Internationale tours
Gelukkig zijn er veel Nederlandse bands en artiesten die aandacht krijgen uit het buitenland. Mutsaers: ‘We moeten de artiesten de mogelijkheid geven voor een buitenlandse tour, of een voorprogramma bij buitenlandse bands. Op dit moment is daar het Snelloket van het Fonds Podiumkunsten voor, en draagt de BUMA daar ook aan bij, maar er zou nog breder geïnvesteerd moeten worden.’ Met het Snelloket kunnen bands een subsidieaanvraag doen voor internationale tours. Ouwehand: ‘De toursubsidie bevalt goed, maar nu er geld over is bij het Fonds Podiumkunst, is er nog ruimte voor promotie en marketing bij buitenlandse tours. Het zou zonde zijn als een band op €3000 net de promotie of de tour niet rond krijgt, dat je dan dat potentieel mist. Jacco Gardner is daar een goed voorbeeld van, hij heeft veel aanvragen vanuit het buitenland, maar kan dat zonder steun niet rond krijgen.’
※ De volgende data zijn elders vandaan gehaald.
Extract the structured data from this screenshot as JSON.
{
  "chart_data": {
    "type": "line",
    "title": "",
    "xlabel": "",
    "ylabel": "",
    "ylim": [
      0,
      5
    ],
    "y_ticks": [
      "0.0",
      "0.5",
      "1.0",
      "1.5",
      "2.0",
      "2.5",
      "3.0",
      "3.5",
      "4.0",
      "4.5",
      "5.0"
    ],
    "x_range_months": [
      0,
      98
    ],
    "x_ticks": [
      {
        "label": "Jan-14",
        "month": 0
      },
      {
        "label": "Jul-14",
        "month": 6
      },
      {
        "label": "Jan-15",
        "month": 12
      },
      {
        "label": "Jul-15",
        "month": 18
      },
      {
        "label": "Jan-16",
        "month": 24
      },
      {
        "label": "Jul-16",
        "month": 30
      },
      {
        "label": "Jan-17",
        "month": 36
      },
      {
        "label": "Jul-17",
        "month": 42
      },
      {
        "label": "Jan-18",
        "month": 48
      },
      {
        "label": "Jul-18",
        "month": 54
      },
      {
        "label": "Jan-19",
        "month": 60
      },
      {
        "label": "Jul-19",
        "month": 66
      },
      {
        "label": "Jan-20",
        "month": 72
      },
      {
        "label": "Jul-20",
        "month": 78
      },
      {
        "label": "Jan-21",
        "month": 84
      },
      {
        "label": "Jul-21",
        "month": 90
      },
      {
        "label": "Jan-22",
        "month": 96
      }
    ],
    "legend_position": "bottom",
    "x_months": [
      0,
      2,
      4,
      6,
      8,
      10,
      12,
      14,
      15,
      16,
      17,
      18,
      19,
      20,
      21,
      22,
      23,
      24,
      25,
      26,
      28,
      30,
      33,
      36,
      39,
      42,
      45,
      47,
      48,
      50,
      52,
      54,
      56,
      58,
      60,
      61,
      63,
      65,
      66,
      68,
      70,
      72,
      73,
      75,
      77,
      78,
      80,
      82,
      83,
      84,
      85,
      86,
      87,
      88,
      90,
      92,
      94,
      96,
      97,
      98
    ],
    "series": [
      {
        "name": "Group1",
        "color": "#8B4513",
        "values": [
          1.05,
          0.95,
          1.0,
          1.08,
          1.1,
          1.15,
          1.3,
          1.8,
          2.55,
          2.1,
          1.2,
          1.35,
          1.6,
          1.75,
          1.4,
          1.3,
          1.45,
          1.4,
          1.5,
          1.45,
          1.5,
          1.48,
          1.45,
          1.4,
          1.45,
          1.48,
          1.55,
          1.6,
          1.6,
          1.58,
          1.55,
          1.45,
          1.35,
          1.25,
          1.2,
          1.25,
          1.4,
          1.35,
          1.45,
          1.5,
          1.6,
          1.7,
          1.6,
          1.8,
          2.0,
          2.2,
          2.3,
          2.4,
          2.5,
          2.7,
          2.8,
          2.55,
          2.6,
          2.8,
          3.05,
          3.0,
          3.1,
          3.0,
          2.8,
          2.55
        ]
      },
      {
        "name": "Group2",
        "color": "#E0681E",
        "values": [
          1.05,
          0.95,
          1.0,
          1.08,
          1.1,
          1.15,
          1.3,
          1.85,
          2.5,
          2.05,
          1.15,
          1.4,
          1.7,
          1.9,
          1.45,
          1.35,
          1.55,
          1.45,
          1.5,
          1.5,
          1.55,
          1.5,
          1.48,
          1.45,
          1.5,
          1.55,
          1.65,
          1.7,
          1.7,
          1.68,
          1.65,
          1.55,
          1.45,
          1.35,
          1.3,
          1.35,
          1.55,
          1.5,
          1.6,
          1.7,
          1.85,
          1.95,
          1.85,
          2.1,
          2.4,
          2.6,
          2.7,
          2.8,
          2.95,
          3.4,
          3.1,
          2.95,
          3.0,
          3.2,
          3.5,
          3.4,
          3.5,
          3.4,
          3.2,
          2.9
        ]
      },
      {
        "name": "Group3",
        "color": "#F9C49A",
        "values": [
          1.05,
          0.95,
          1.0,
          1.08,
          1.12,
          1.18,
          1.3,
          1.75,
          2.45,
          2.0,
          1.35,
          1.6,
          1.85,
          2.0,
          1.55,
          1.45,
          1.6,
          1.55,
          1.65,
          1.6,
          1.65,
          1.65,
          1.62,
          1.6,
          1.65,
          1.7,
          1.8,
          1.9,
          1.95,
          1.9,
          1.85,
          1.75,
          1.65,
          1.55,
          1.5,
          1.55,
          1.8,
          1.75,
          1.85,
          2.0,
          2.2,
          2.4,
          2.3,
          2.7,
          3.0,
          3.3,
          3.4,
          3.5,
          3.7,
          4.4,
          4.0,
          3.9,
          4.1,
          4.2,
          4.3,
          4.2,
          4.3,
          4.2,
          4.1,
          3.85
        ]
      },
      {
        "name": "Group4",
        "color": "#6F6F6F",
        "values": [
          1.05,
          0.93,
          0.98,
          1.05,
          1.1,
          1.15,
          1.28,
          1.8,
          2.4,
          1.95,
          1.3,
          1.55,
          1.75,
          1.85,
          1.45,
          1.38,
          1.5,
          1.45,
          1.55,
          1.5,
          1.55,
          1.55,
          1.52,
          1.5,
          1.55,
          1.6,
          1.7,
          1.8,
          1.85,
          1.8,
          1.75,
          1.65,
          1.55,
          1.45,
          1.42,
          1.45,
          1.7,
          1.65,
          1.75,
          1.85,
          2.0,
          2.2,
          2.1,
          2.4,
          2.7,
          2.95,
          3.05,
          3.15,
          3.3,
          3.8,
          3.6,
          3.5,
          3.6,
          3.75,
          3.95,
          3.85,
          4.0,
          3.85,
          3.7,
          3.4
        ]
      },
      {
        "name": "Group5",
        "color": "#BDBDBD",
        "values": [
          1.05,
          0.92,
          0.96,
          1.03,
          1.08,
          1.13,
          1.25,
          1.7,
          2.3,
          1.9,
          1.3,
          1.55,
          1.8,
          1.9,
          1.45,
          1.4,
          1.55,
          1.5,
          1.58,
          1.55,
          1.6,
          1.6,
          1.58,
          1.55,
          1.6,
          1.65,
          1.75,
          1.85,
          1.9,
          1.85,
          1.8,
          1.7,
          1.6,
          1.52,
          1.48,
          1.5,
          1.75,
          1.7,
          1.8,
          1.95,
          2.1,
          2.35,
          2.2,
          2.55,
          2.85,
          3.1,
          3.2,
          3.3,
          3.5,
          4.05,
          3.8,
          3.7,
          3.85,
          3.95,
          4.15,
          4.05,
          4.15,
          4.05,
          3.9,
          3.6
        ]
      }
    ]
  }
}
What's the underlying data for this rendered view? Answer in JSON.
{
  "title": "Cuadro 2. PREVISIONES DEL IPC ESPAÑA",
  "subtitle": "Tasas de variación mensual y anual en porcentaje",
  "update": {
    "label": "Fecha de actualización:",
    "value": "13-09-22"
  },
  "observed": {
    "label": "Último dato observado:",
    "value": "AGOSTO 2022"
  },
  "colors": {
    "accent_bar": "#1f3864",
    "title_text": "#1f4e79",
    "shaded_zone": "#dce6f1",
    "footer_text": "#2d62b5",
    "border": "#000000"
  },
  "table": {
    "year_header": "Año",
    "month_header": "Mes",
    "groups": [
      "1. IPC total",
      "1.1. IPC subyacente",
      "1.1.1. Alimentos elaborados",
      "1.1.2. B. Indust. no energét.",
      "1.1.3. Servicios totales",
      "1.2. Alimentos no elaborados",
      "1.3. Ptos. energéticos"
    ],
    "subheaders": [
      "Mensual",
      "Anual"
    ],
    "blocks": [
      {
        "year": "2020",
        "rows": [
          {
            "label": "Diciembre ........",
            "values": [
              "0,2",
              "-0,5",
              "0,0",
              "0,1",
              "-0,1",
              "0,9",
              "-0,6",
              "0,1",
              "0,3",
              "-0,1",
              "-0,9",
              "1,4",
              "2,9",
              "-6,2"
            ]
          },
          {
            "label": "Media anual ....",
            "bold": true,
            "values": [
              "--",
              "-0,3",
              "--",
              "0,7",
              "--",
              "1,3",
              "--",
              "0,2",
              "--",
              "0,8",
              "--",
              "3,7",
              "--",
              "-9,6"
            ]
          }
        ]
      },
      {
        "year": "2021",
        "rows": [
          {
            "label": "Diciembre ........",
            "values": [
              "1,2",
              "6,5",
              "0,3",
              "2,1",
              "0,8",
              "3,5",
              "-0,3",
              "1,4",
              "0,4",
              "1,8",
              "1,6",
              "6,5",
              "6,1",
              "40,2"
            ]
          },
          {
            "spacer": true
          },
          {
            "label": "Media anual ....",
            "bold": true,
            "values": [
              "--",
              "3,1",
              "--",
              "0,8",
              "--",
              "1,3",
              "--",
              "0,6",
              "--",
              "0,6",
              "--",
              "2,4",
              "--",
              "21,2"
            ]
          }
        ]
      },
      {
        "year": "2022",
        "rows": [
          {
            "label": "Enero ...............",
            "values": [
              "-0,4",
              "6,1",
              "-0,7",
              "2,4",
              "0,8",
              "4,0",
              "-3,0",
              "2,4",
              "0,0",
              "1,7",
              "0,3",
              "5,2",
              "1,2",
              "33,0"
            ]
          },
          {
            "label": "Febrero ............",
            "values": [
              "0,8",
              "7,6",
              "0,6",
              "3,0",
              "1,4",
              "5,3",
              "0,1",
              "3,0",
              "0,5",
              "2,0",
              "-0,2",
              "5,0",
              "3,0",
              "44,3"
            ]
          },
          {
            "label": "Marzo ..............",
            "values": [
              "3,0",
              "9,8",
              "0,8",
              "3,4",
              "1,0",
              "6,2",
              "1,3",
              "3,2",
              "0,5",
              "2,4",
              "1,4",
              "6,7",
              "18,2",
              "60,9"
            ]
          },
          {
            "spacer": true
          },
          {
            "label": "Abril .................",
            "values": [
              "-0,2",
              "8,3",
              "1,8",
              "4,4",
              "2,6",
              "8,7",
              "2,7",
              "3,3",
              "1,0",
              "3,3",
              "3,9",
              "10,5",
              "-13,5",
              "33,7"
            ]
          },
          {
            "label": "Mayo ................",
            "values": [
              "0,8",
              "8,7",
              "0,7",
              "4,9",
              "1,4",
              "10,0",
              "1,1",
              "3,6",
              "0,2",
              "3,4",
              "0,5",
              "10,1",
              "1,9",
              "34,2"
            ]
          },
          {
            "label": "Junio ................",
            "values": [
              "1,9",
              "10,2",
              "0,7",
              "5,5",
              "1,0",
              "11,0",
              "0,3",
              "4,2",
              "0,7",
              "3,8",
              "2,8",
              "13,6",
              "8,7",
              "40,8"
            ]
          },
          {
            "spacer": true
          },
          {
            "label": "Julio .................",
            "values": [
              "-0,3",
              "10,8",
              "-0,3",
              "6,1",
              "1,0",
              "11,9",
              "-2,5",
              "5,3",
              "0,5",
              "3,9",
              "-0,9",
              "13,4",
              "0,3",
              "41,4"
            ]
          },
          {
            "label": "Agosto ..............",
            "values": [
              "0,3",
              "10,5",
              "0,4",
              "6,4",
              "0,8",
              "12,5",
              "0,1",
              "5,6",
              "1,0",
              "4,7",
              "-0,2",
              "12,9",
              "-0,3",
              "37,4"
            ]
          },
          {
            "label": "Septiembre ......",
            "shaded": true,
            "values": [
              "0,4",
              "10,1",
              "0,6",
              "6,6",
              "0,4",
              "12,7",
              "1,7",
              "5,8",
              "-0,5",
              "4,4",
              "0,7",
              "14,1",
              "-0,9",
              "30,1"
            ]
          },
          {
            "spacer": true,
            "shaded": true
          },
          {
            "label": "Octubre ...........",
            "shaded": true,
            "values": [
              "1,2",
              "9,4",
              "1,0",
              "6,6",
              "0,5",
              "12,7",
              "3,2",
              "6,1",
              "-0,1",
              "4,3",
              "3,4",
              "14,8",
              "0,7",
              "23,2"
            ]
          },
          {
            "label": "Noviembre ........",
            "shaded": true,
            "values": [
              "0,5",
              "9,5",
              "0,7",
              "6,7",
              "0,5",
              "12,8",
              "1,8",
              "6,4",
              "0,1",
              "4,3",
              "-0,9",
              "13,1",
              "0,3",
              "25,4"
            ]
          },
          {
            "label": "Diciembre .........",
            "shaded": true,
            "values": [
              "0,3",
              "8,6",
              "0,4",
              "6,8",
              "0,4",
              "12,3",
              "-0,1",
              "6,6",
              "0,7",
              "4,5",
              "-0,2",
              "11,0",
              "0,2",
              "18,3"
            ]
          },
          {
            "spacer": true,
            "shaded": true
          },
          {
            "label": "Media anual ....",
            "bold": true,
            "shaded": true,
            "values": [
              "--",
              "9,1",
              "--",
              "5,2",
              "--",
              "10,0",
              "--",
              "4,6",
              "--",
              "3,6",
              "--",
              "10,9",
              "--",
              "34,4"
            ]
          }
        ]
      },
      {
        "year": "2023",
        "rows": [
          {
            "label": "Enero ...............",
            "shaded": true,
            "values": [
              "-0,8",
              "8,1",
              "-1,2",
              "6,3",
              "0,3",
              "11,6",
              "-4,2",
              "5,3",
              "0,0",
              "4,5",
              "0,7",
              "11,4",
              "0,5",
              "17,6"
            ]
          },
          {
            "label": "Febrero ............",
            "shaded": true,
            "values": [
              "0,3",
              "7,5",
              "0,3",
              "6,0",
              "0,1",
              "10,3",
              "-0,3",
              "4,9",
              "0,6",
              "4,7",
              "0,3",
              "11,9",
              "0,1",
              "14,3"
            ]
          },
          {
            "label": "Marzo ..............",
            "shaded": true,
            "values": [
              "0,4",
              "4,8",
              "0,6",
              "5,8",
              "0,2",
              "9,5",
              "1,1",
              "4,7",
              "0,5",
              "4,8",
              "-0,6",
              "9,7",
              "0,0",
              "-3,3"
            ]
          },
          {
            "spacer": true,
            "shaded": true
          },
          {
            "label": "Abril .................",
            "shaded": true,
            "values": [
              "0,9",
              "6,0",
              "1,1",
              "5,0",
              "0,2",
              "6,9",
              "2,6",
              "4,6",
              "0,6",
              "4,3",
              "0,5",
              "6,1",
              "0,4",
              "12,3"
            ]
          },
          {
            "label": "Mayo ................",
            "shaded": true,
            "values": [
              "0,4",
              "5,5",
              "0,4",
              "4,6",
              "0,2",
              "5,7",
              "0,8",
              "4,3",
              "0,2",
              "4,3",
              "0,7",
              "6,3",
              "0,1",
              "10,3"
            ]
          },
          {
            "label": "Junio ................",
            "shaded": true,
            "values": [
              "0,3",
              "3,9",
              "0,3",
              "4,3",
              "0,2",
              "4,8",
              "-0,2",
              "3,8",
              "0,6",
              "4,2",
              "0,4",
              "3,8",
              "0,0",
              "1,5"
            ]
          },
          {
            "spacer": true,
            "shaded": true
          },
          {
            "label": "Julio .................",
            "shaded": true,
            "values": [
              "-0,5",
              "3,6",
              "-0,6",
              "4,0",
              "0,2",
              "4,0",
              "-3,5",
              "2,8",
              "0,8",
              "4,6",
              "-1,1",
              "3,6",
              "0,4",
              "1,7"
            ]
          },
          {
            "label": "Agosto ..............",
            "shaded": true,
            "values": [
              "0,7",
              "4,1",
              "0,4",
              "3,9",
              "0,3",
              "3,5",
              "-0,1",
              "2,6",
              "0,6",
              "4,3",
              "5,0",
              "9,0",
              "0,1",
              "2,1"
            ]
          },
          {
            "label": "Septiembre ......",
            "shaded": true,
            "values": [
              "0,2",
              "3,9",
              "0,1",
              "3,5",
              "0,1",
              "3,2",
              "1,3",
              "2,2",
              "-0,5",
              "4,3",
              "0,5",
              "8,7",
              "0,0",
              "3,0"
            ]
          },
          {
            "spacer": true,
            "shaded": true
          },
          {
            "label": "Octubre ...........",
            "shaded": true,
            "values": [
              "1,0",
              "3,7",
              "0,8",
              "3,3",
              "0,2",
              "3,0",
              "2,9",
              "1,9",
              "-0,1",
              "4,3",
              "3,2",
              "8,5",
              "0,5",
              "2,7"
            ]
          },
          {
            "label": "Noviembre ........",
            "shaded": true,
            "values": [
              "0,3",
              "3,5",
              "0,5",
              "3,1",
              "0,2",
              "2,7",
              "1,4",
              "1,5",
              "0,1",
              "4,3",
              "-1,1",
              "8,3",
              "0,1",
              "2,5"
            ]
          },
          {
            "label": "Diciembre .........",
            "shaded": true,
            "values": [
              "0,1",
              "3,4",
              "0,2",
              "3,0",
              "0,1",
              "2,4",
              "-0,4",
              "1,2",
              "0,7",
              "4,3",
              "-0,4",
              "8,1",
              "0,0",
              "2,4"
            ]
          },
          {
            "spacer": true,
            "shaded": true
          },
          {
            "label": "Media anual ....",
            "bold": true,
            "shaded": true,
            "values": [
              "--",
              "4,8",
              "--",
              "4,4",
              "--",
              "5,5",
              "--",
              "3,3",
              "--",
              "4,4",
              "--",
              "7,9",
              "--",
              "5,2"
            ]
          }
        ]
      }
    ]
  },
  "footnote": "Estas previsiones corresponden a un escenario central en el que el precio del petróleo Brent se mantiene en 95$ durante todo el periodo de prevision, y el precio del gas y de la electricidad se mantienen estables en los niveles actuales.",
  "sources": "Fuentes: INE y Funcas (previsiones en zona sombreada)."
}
Voor een band in aanmerking komt voor toursubsidie moet hij tien voorstellingen hebben gedaan op relevante Nederlandse podia. ‘Een band als Antillectual doet het juist heel goed in het buitenland, maar is in Nederland nauwelijks bekend. Daar moet ook rekening mee gehouden worden.’ Ook op Europees niveau kan er veel veranderen: ‘Armin van Buuren moet in zeventien verschillende Europese landen accountantsdiensten inkopen om belastingaangifte te doen. Als je promotie van cultuur wil bevorderen, kun je je afvragen: kan dat niet beter?’

Kleine investeringen
Mutsaers meent dat er met relatief weinig geld en vooral het juiste beleid veel bereikt kan worden. Hij noemt hierbij het TAX Videoclipfonds als voorbeeld, waarmee goed bekeken video’s van onder meer Kensington, Mr. Probz en Boaz van de Beatz tot stand kwamen. ‘Met een lage investering kan een artiest veel verder komen. We willen niet aandringen op subsidies, maar op stimulerings-  en beleidsmaatregelen.’

Mutsaers benadrukt dat de popmuziek niet het imago moet krijgen van ‘handophouder’. In tegenstelling tot gesubsidieerde kunstvormen is de popmuziek grotendeels zelfvoorzienend. Mutsaers: ‘Kleine maatregelen kunnen echter een hefboomeffect veroorzaken. Het gaat nu goed, maar met het juiste beleid kan het nog veel beter gaan.’

Nu rest nog de vraag wat het publiek ervan gaat merken. Ouwehand licht toe: ‘Ik hoop dat het aanbod van popmuziek gegarandeerd blijft. Er zal altijd muziek gemaakt worden. Maar je ziet dat podia het lastig hebben en dat de gages nu zo laag zijn dat niet elke band het voor elkaar krijgt om daadwerkelijk te spelen. De regering moet weten wat er speelt in de popsector, de problemen erkennen en vervolgens serieus aanpakken."